Neither Smith nor Callen would speculate on the sex life of the man who called police from inside the club early Sunday to profess his allegiance to a Middle East militant leader as he gunned down at least 49 people in cold blood.
But they expressed doubt over the family's story.
Other news reports fed the intrigue over his identity. An anonymous classmate from Mateen's police academy reportedly told the Palm Beach Post that Mateen was gay; that he'd been asked out by Mateen; and that they'd gone together to different gay bars at the time.
The Daily Beast, meanwhile, reported that the gunman frequently lunched at a diner where the waiter was an openly gay high-school classmate and drag queen. That classmate, Samuel King, said Mateen voiced no issues with gays and might have joined him at a drag show once or twice.
In separate interviews, both Callen and Smith described one incident that unnerved them.
They said they decided to keep their distance from Mateen after he exploded in anger at a joke told by one of their friends, possibly about religion: "He ended up pulling a knife," Callen said.
"He said if he ever messed with him again, you know how it'll turn out."
Now they're grappling with the shock of losing close friends. Pulse was like a second home to the couple after they moved from Indiana, and found new acceptance in Florida's more socially liberal climate.
Like several people interviewed Monday, they took exception to media descriptions of Pulse as a gay bar. Yes, they said, it has a predominantly gay clientele, but it catered to everyone.
Callen said he wished he had a place like that when he was an 18-year-old in Indiana. The place was so tolerant they even let him perform when he moved here four years ago and was far from ready for prime time.
"I was a hot mess," he said.
"And I grew to the queen that I am today... Straight people would come in. Couples. They would get up there and dance. They'd get birthday shots," he said.
"(It's a) place where you could come out. Just be you. To love who you are... That's what Pulse taught us."
The weekend's violent acts are spurring other signs of rapprochement between the city's communities.
A sign outside Orlando's LGBT centre warns that people should expect a security search of their bags upon entering. But visitors Monday overwhelmingly had acts of kindness on their mind.

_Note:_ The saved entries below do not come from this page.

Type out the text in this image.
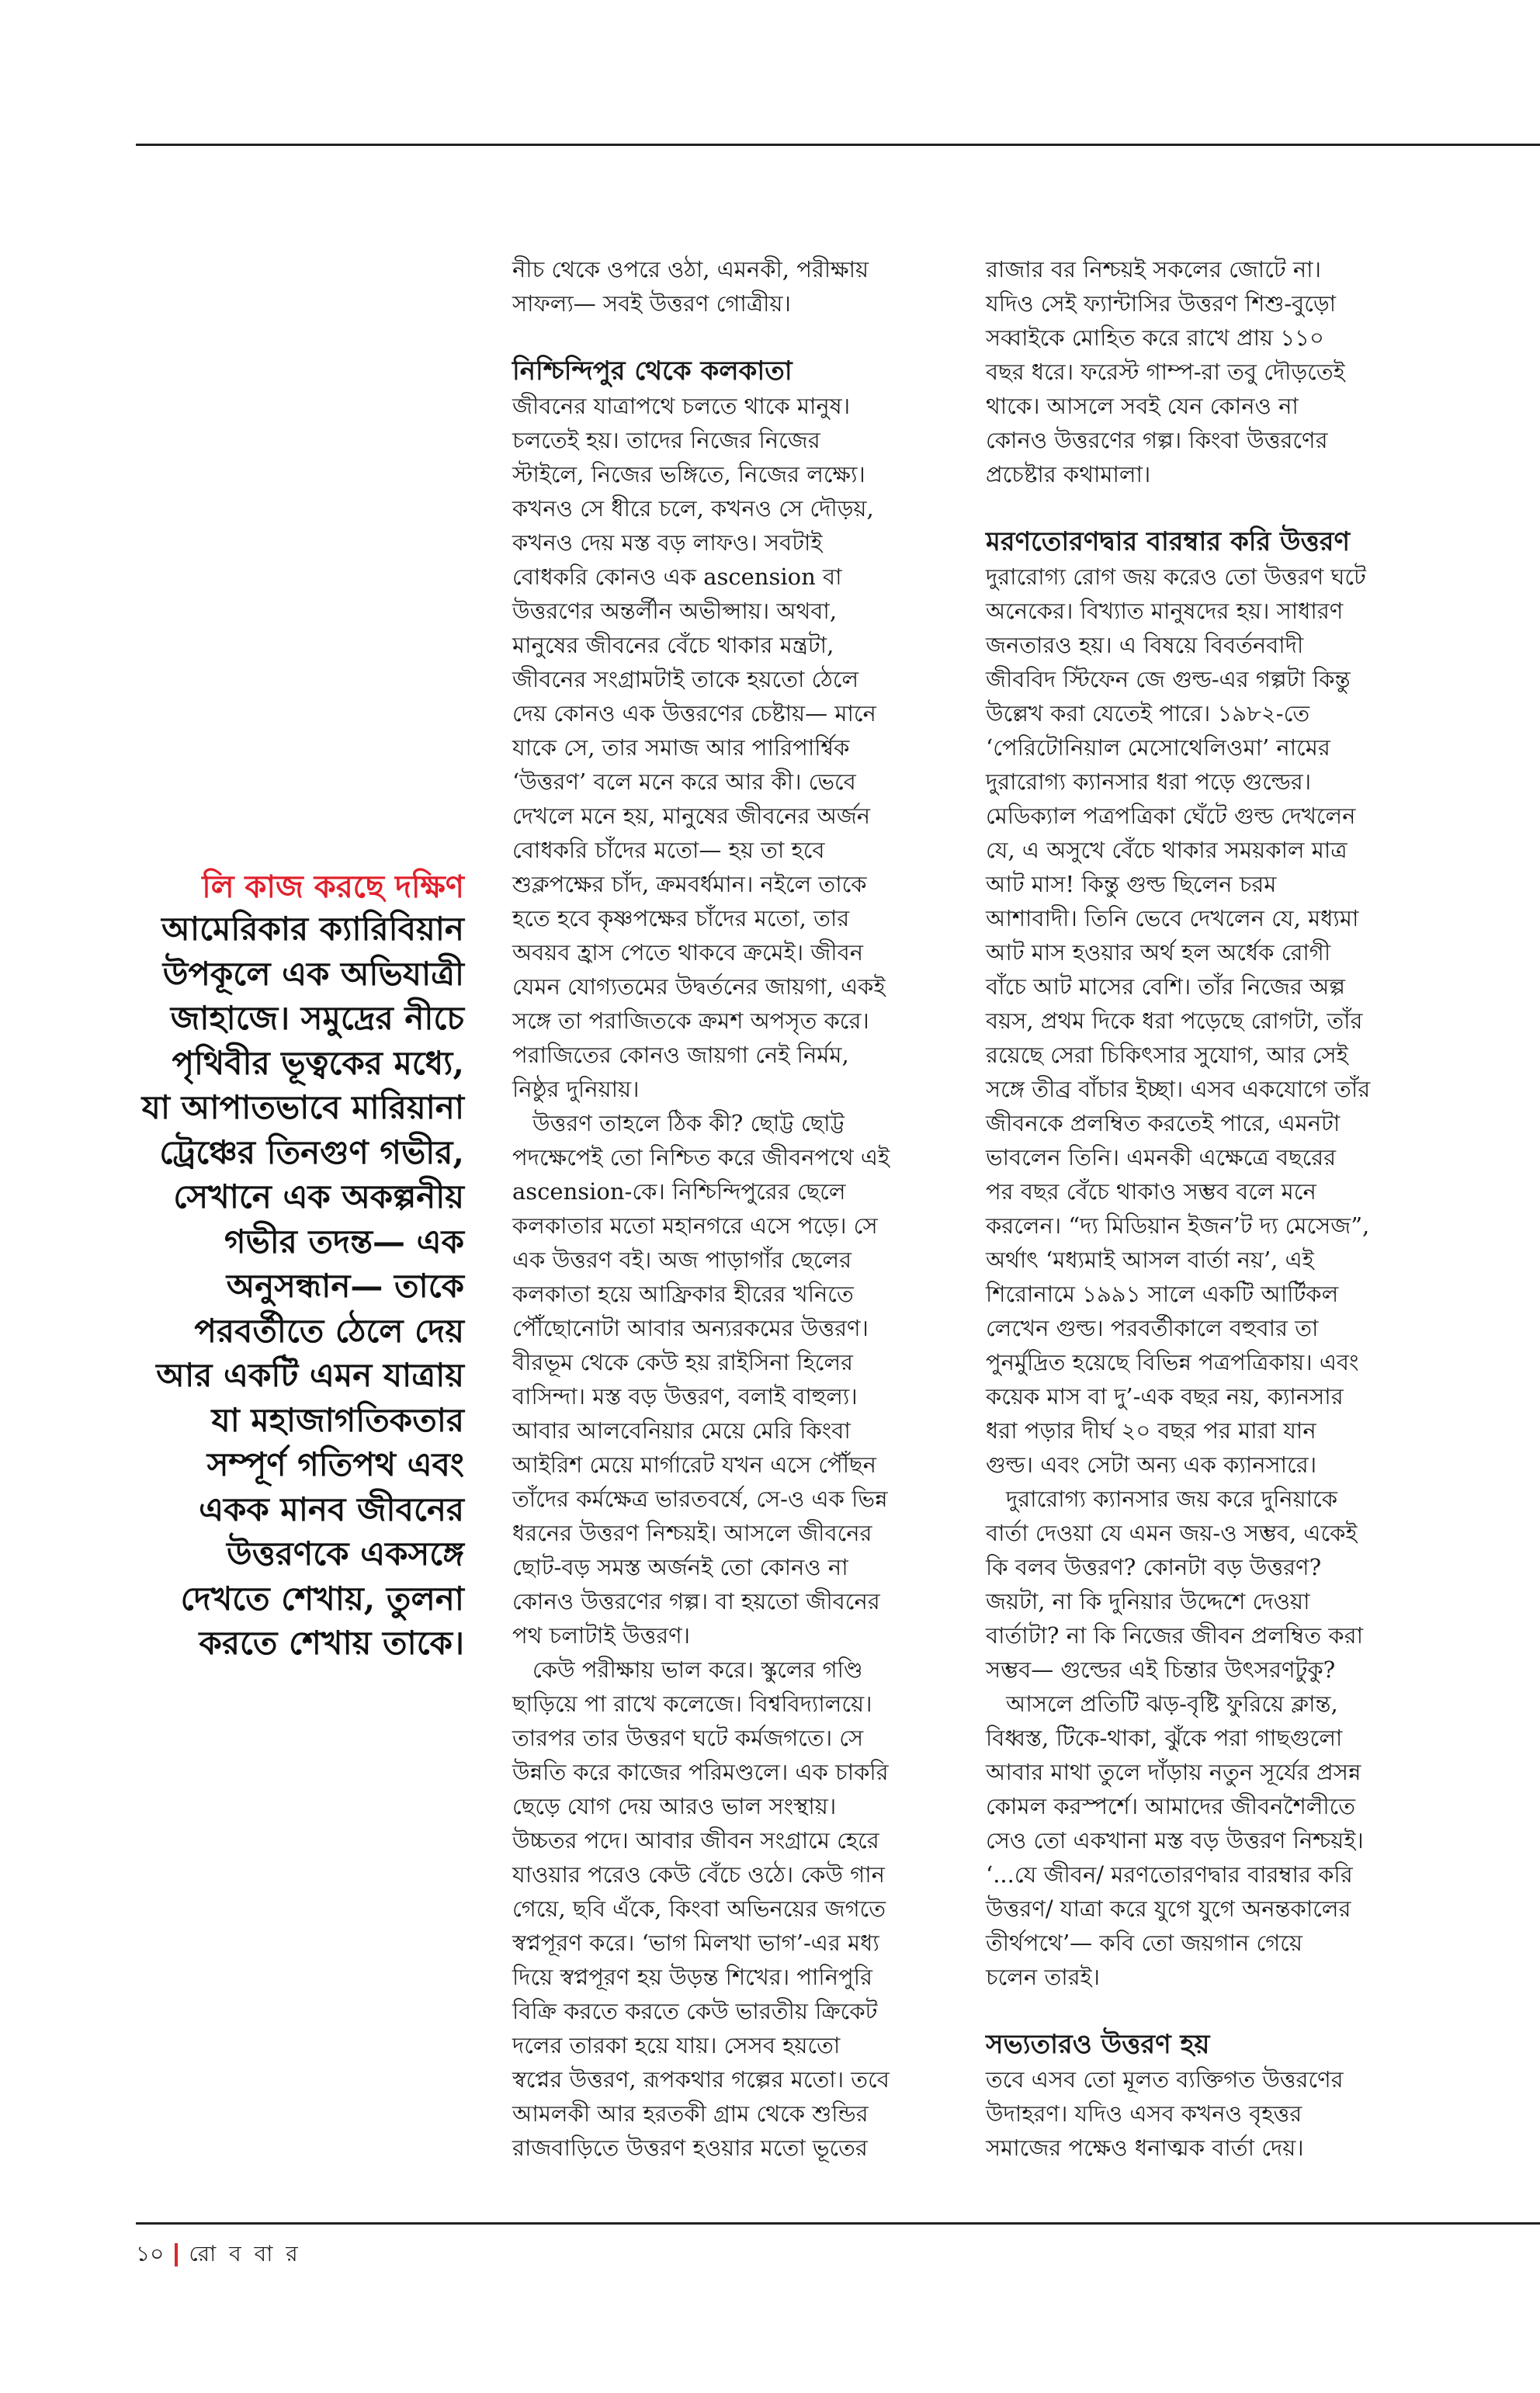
লি কাজ করছে দক্ষিণ
আমেরিকার ক্যারিবিয়ান
উপকূলে এক অভিযাত্রী
জাহাজে। সমুদ্রের নীচে
পৃথিবীর ভূত্বকের মধ্যে,
যা আপাতভাবে মারিয়ানা
ট্রেঞ্চের তিনগুণ গভীর,
সেখানে এক অকল্পনীয়
গভীর তদন্ত— এক
অনুসন্ধান— তাকে
পরবর্তীতে ঠেলে দেয়
আর একটি এমন যাত্রায়
যা মহাজাগতিকতার
সম্পূর্ণ গতিপথ এবং
একক মানব জীবনের
উত্তরণকে একসঙ্গে
দেখতে শেখায়, তুলনা
করতে শেখায় তাকে।
নীচ থেকে ওপরে ওঠা, এমনকী, পরীক্ষায়
সাফল্য— সবই উত্তরণ গোত্রীয়।
নিশ্চিন্দিপুর থেকে কলকাতা
জীবনের যাত্রাপথে চলতে থাকে মানুষ।
চলতেই হয়। তাদের নিজের নিজের
স্টাইলে, নিজের ভঙ্গিতে, নিজের লক্ষ্যে।
কখনও সে ধীরে চলে, কখনও সে দৌড়য়,
কখনও দেয় মস্ত বড় লাফও। সবটাই
বোধকরি কোনও এক ascension বা
উত্তরণের অন্তর্লীন অভীপ্সায়। অথবা,
মানুষের জীবনের বেঁচে থাকার মন্ত্রটা,
জীবনের সংগ্রামটাই তাকে হয়তো ঠেলে
দেয় কোনও এক উত্তরণের চেষ্টায়— মানে
যাকে সে, তার সমাজ আর পারিপার্শ্বিক
‘উত্তরণ’ বলে মনে করে আর কী। ভেবে
দেখলে মনে হয়, মানুষের জীবনের অর্জন
বোধকরি চাঁদের মতো— হয় তা হবে
শুক্লপক্ষের চাঁদ, ক্রমবর্ধমান। নইলে তাকে
হতে হবে কৃষ্ণপক্ষের চাঁদের মতো, তার
অবয়ব হ্রাস পেতে থাকবে ক্রমেই। জীবন
যেমন যোগ্যতমের উদ্বর্তনের জায়গা, একই
সঙ্গে তা পরাজিতকে ক্রমশ অপসৃত করে।
পরাজিতের কোনও জায়গা নেই নির্মম,
নিষ্ঠুর দুনিয়ায়।
উত্তরণ তাহলে ঠিক কী? ছোট্ট ছোট্ট
পদক্ষেপেই তো নিশ্চিত করে জীবনপথে এই
ascension-কে। নিশ্চিন্দিপুরের ছেলে
কলকাতার মতো মহানগরে এসে পড়ে। সে
এক উত্তরণ বই। অজ পাড়াগাঁর ছেলের
কলকাতা হয়ে আফ্রিকার হীরের খনিতে
পৌঁছোনোটা আবার অন্যরকমের উত্তরণ।
বীরভূম থেকে কেউ হয় রাইসিনা হিলের
বাসিন্দা। মস্ত বড় উত্তরণ, বলাই বাহুল্য।
আবার আলবেনিয়ার মেয়ে মেরি কিংবা
আইরিশ মেয়ে মার্গারেট যখন এসে পৌঁছন
তাঁদের কর্মক্ষেত্র ভারতবর্ষে, সে-ও এক ভিন্ন
ধরনের উত্তরণ নিশ্চয়ই। আসলে জীবনের
ছোট-বড় সমস্ত অর্জনই তো কোনও না
কোনও উত্তরণের গল্প। বা হয়তো জীবনের
পথ চলাটাই উত্তরণ।
কেউ পরীক্ষায় ভাল করে। স্কুলের গণ্ডি
ছাড়িয়ে পা রাখে কলেজে। বিশ্ববিদ্যালয়ে।
তারপর তার উত্তরণ ঘটে কর্মজগতে। সে
উন্নতি করে কাজের পরিমণ্ডলে। এক চাকরি
ছেড়ে যোগ দেয় আরও ভাল সংস্থায়।
উচ্চতর পদে। আবার জীবন সংগ্রামে হেরে
যাওয়ার পরেও কেউ বেঁচে ওঠে। কেউ গান
গেয়ে, ছবি এঁকে, কিংবা অভিনয়ের জগতে
স্বপ্নপূরণ করে। ‘ভাগ মিলখা ভাগ’-এর মধ্য
দিয়ে স্বপ্নপূরণ হয় উড়ন্ত শিখের। পানিপুরি
বিক্রি করতে করতে কেউ ভারতীয় ক্রিকেট
দলের তারকা হয়ে যায়। সেসব হয়তো
স্বপ্নের উত্তরণ, রূপকথার গল্পের মতো। তবে
আমলকী আর হরতকী গ্রাম থেকে শুন্ডির
রাজবাড়িতে উত্তরণ হওয়ার মতো ভূতের
রাজার বর নিশ্চয়ই সকলের জোটে না।
যদিও সেই ফ্যান্টাসির উত্তরণ শিশু-বুড়ো
সব্বাইকে মোহিত করে রাখে প্রায় ১১০
বছর ধরে। ফরেস্ট গাম্প-রা তবু দৌড়তেই
থাকে। আসলে সবই যেন কোনও না
কোনও উত্তরণের গল্প। কিংবা উত্তরণের
প্রচেষ্টার কথামালা।
মরণতোরণদ্বার বারম্বার করি উত্তরণ
দুরারোগ্য রোগ জয় করেও তো উত্তরণ ঘটে
অনেকের। বিখ্যাত মানুষদের হয়। সাধারণ
জনতারও হয়। এ বিষয়ে বিবর্তনবাদী
জীববিদ স্টিফেন জে গুল্ড-এর গল্পটা কিন্তু
উল্লেখ করা যেতেই পারে। ১৯৮২-তে
‘পেরিটোনিয়াল মেসোথেলিওমা’ নামের
দুরারোগ্য ক্যানসার ধরা পড়ে গুল্ডের।
মেডিক্যাল পত্রপত্রিকা ঘেঁটে গুল্ড দেখলেন
যে, এ অসুখে বেঁচে থাকার সময়কাল মাত্র
আট মাস! কিন্তু গুল্ড ছিলেন চরম
আশাবাদী। তিনি ভেবে দেখলেন যে, মধ্যমা
আট মাস হওয়ার অর্থ হল অর্ধেক রোগী
বাঁচে আট মাসের বেশি। তাঁর নিজের অল্প
বয়স, প্রথম দিকে ধরা পড়েছে রোগটা, তাঁর
রয়েছে সেরা চিকিৎসার সুযোগ, আর সেই
সঙ্গে তীব্র বাঁচার ইচ্ছা। এসব একযোগে তাঁর
জীবনকে প্রলম্বিত করতেই পারে, এমনটা
ভাবলেন তিনি। এমনকী এক্ষেত্রে বছরের
পর বছর বেঁচে থাকাও সম্ভব বলে মনে
করলেন। “দ্য মিডিয়ান ইজন’ট দ্য মেসেজ”,
অর্থাৎ ‘মধ্যমাই আসল বার্তা নয়’, এই
শিরোনামে ১৯৯১ সালে একটি আর্টিকল
লেখেন গুল্ড। পরবর্তীকালে বহুবার তা
পুনর্মুদ্রিত হয়েছে বিভিন্ন পত্রপত্রিকায়। এবং
কয়েক মাস বা দু’-এক বছর নয়, ক্যানসার
ধরা পড়ার দীর্ঘ ২০ বছর পর মারা যান
গুল্ড। এবং সেটা অন্য এক ক্যানসারে।
দুরারোগ্য ক্যানসার জয় করে দুনিয়াকে
বার্তা দেওয়া যে এমন জয়-ও সম্ভব, একেই
কি বলব উত্তরণ? কোনটা বড় উত্তরণ?
জয়টা, না কি দুনিয়ার উদ্দেশে দেওয়া
বার্তাটা? না কি নিজের জীবন প্রলম্বিত করা
সম্ভব— গুল্ডের এই চিন্তার উৎসরণটুকু?
আসলে প্রতিটি ঝড়-বৃষ্টি ফুরিয়ে ক্লান্ত,
বিধ্বস্ত, টিকে-থাকা, ঝুঁকে পরা গাছগুলো
আবার মাথা তুলে দাঁড়ায় নতুন সূর্যের প্রসন্ন
কোমল করস্পর্শে। আমাদের জীবনশৈলীতে
সেও তো একখানা মস্ত বড় উত্তরণ নিশ্চয়ই।
‘...যে জীবন/ মরণতোরণদ্বার বারম্বার করি
উত্তরণ/ যাত্রা করে যুগে যুগে অনন্তকালের
তীর্থপথে’— কবি তো জয়গান গেয়ে
চলেন তারই।
সভ্যতারও উত্তরণ হয়
তবে এসব তো মূলত ব্যক্তিগত উত্তরণের
উদাহরণ। যদিও এসব কখনও বৃহত্তর
সমাজের পক্ষেও ধনাত্মক বার্তা দেয়।
১০ রো ব বা র
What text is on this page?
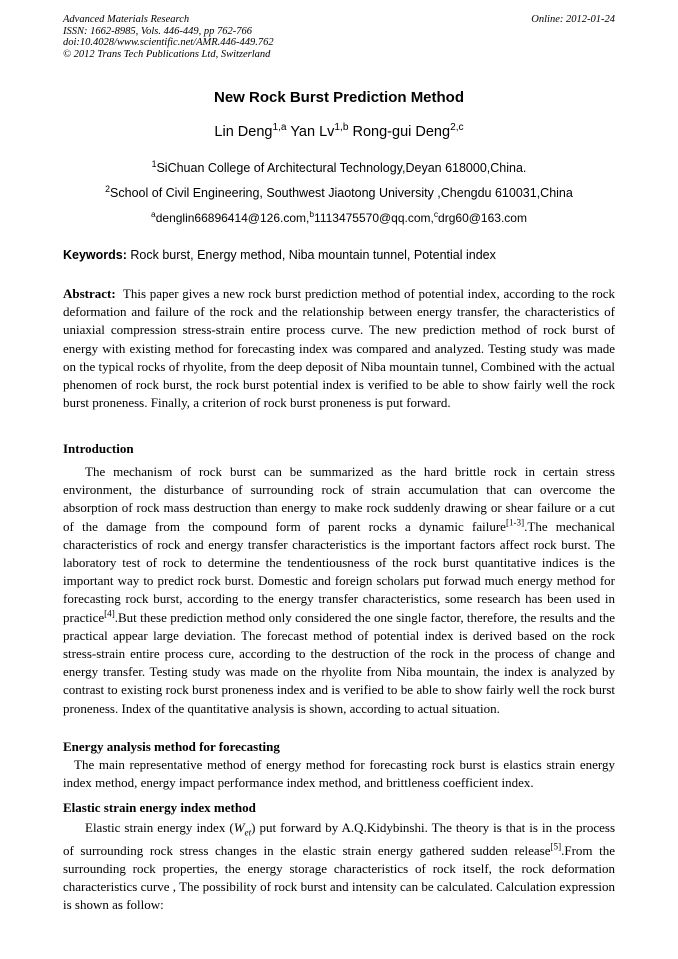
Advanced Materials Research
ISSN: 1662-8985, Vols. 446-449, pp 762-766
doi:10.4028/www.scientific.net/AMR.446-449.762
© 2012 Trans Tech Publications Ltd, Switzerland
Online: 2012-01-24
New Rock Burst Prediction Method
Lin Deng$^{1,a}$ Yan Lv$^{1,b}$ Rong-gui Deng$^{2,c}$
$^1$SiChuan College of Architectural Technology,Deyan 618000,China.
$^2$School of Civil Engineering, Southwest Jiaotong University ,Chengdu 610031,China
$^a$denglin66896414@126.com,$^b$1113475570@qq.com,$^c$drg60@163.com
Keywords: Rock burst, Energy method, Niba mountain tunnel, Potential index

Abstract: This paper gives a new rock burst prediction method of potential index, according to the rock deformation and failure of the rock and the relationship between energy transfer, the characteristics of uniaxial compression stress-strain entire process curve. The new prediction method of rock burst of energy with existing method for forecasting index was compared and analyzed. Testing study was made on the typical rocks of rhyolite, from the deep deposit of Niba mountain tunnel, Combined with the actual phenomen of rock burst, the rock burst potential index is verified to be able to show fairly well the rock burst proneness. Finally, a criterion of rock burst proneness is put forward.

Introduction

The mechanism of rock burst can be summarized as the hard brittle rock in certain stress environment, the disturbance of surrounding rock of strain accumulation that can overcome the absorption of rock mass destruction than energy to make rock suddenly drawing or shear failure or a cut of the damage from the compound form of parent rocks a dynamic failure[1-3].The mechanical characteristics of rock and energy transfer characteristics is the important factors affect rock burst. The laboratory test of rock to determine the tendentiousness of the rock burst quantitative indices is the important way to predict rock burst. Domestic and foreign scholars put forwad much energy method for forecasting rock burst, according to the energy transfer characteristics, some research has been used in practice[4].But these prediction method only considered the one single factor, therefore, the results and the practical appear large deviation. The forecast method of potential index is derived based on the rock stress-strain entire process cure, according to the destruction of the rock in the process of change and energy transfer. Testing study was made on the rhyolite from Niba mountain, the index is analyzed by contrast to existing rock burst proneness index and is verified to be able to show fairly well the rock burst proneness. Index of the quantitative analysis is shown, according to actual situation.

Energy analysis method for forecasting

The main representative method of energy method for forecasting rock burst is elastics strain energy index method, energy impact performance index method, and brittleness coefficient index.

Elastic strain energy index method

Elastic strain energy index $(W_{et})$ put forward by A.Q.Kidybinshi. The theory is that is in the process of surrounding rock stress changes in the elastic strain energy gathered sudden release[5].From the surrounding rock properties, the energy storage characteristics of rock itself, the rock deformation characteristics curve , The possibility of rock burst and intensity can be calculated. Calculation expression is shown as follow:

Officials there said the loading area was filled with supplies people had dropped off, such as bottled water for families awaiting news about their loved ones.
One organizer said 200 people had responded to calls for grief counsellors. So many showed up that they had to create a database to keep track.
Rob Domenico said straight and gay people were lining up for hours to donate blood, in spite of U.S. restrictions on blood donations from men who have had sex with a man in the previous year.
"It's a tragedy," Domenico said.
"But it's wonderful to see a real community come together. Gay, straight... It's just a wonderful thing."